Programa dos Profissionais de Educação Física está a convencer a comunidade albicastrernse
Boas sensações. Fim de tarde de terça-feira, cheira a verão. O espelho de água da lagoa não acompanha as cores do quadro que o envolve. Estamos no Parque Urbano de Castelo Branco. Corre-se, caminha-se. Trata-se do corpo e da mente.
Acerta-se o passo com estilos de vida saudáveis. O programa da Associação de Profissionais de Educação Física e da autarquia albicastrense, está melhor que nunca. São já cerca de cem os que não dispensam este verdadeiro serviço público. Chegam três caras novas. Facilmente se integram.
Uma equipa de oito profissionais faz a monitorização. "Mais de noventa por cento entra na zona alvo, que é o que se pretende", adianta João Paulo Ramalho.
Transpira-se bem-estar. A expressão dos rostos não engana. "Estou sempre à espera que cheguem terças e sextas!", exclama Isabel Ramalhinho. Aos 81 anos, o Acerte o Passo é um medicamento. "Para mim é maravilhoso. Até com sombrinha venho quando está a chover. Faço caminhada e yoga", acrescenta por entre um elogio rasgado aos professores.
O presidente da Apefcb destaca a convivência e os princípio de cooperação.
Maria de Lurdes Rodrigues, 75 anos, sente-se feliz no programa. Faz 4 km de caminhada e não perde os alongamentos. "Quando não venho sinto-me empedernida. Faz-me muita falta". À conta do "hábito" já foi fazer caminhadas a Vila Velha de Ródão e ao Louriçal. É um objetivo dos responsáveis. Colocar as pessoas a participar em caminhadas organizadas.
Envelhecimento ativo.
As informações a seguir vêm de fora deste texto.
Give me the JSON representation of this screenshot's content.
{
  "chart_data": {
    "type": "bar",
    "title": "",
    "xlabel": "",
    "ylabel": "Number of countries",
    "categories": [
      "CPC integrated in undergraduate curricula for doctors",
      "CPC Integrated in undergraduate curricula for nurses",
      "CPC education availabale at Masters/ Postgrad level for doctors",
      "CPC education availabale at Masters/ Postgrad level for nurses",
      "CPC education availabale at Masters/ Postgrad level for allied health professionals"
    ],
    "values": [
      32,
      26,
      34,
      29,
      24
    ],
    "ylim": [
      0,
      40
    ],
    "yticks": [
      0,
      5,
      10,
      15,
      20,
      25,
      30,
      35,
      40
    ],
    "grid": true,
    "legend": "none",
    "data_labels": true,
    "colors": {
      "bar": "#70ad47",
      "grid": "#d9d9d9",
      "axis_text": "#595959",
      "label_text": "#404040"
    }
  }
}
Teresa Martins, 74 anos, esteve um período sem aparecer. Foi operada à vista. "Não vim durante algum tempo e os meus joelhos ressentiram-se. Até as atividades primárias realiza com mais destreza.
"Têm aqui uma palavra amiga, dedicamos-lhes tempo e ouvidos", explícita Pedro Coelho, o professor que já fez toda a costa portuguesa a pé. A sua experiência desportiva constitui uma motivação forte para quem chega.
A estrutura do Acerte o Passo está instalada no edifício da lagoa. "Não queremos que isto seja um centro de treino. Isso é para os clubes. A pretensão é que as pessoas façam uma atividade de qualidade, sejam acompanhadas e adquiram hábitos ativos", sublinha João Ramalho.
Maria Luísa Amaro, 48 anos, é jovem no Acerte o Passo. Está rendida à essência da proposta. Após um dia de trabalho fechada no escritório, sente uma sensação de liberdade. "Só o ar que se respira!", desabafa. Caminhava de passo feito com o marido, mas o acompanhamento profissional do Acerte o Passo avaliou que a atividade "não estava a ser benéfica nem para mim, nem para ele" pela diferença de passada. Agora cada um potencia o treino à sua medida e os resultados "são notórios".
O Acerte o Passo é gratuito. João Soares, 66 anos, é veterano no programa. Já tinha hábitos de prática desportiva, mas junto da equipa da Apefcb encontrou alicerces de equilíbrio. "O controlo é uma mais-valia" e incide sobre a frequência cardíaca, a diabetes, tensão arterial...". Faz corrida, caminha com a esposa e é dos mais assíduos.
Compromisso. "Há aqui alguém que ajuda, monitoriza, aconselha, avalia. E que desperta as pessoas para a importância de uma atividade regular. Com qualidade", conclui João Paulo Ramalho.